Efektowne i w pełni zasłużone zwycięstwo 32:18 odniosła Zgoda nad Piotrcovią. Wynik z pewnością robi wrażenie, a tak sromotnej porażki Piotrkowianek nie usprawiedliwia nawet brak w składzie Edyty Chudzik i Hanny Strzałkowskiej.

Przed meczem dość powszechnie obstawiano zwycięstwo Piotrcovii, jedynie Aleksandra Jacek typowała zwycięstwo Zgody. W centrum uwagi aktualny szkoleniowiec Piotrcovii, a były Zgody- Janusz Szymczyk i pytanie: kto kogo zna lepiej? Trener swoje byłe zawodniczki, czy zawodniczki trenera? Zgoda przystąpiła do meczu bez bramkarki Łakomskiej , Piotrcovia bez Chudzik i Strzałkowskiej .
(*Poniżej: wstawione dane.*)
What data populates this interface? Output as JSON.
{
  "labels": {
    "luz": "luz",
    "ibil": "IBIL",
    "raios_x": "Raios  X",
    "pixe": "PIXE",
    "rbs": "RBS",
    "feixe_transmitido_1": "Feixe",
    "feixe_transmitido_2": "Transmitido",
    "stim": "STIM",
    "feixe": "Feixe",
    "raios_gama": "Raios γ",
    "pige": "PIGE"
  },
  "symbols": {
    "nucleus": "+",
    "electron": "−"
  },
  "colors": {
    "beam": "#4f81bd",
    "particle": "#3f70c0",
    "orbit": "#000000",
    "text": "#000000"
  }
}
Rozpoczęła Piotrcovia, Zgoda w obronie położyła nacisk na swoją prawą stronę, gdzie potencjalne zagrożenie ze strony Gabrieli Kornackiej i Kingi Polenz było największe. Gra na początku była wyrównana i emocjonująca. Obydwie drużyny grały zespołowo i uważnie w obronie. Do stanu 6:5 w 13 min. wszystkie bramki padły po rzutach ze skrzydeł. Przebicie się środkiem było niemożliwe, stąd obydwie drużyny grały dużo kombinacyjnie, ze zmianami pozycji, "podwójnym kołem" i "zabieganiem z tyłu". Sędziowski duet pobił rekord w ilości otrzymanych gwizdów i epitetów. Sędziowie odgwizdali absolutnie rekordową ilość przewinień w ataku i przez cały mecz ulgowo traktowali zagrania obronne Polenz. Zgoda grała dobrze zespołowo, wszystkie zawodniczki rzucały bramki, kapitalnie broniła Dorota Krzymińska (9 obron przez pierwsze 17 minut), w środku obrony trzy specjalistki od defensywy - Justyna Weselak, Jagoda Olek i Małgorzata Krzymińska mierzące wszystkie po 180 cm. stanowiły zaporę nie do przejścia dla Kornackiej. Sędziowie dopuścili do zbyt ostrej gry i dopiero w 24 min. odesłali pierwszą zawodniczkę na dwuminutową karę. Zgoda wykorzystała to od razu i odskoczyła na 10:8 po bramce Katarzyny Gleń w 26 min. Minutę wcześniej Kornacka była po raz drugi opatrywana po faulu i opuściła parkiet do końca pierwszej połowy. Problemem Zgody prowadzonej w ubiegłych latach przez trenera Szymczyka było przygotowanie kondycyjne. Dlatego też Zgodzianki spodziewały się słabszej kondycji Piotrcovii i przycisnęły w końcówce na maxa. Założenie sprawdziło się i przewaga urosła do stanu 14: 10 na koniec pierwszej połowy.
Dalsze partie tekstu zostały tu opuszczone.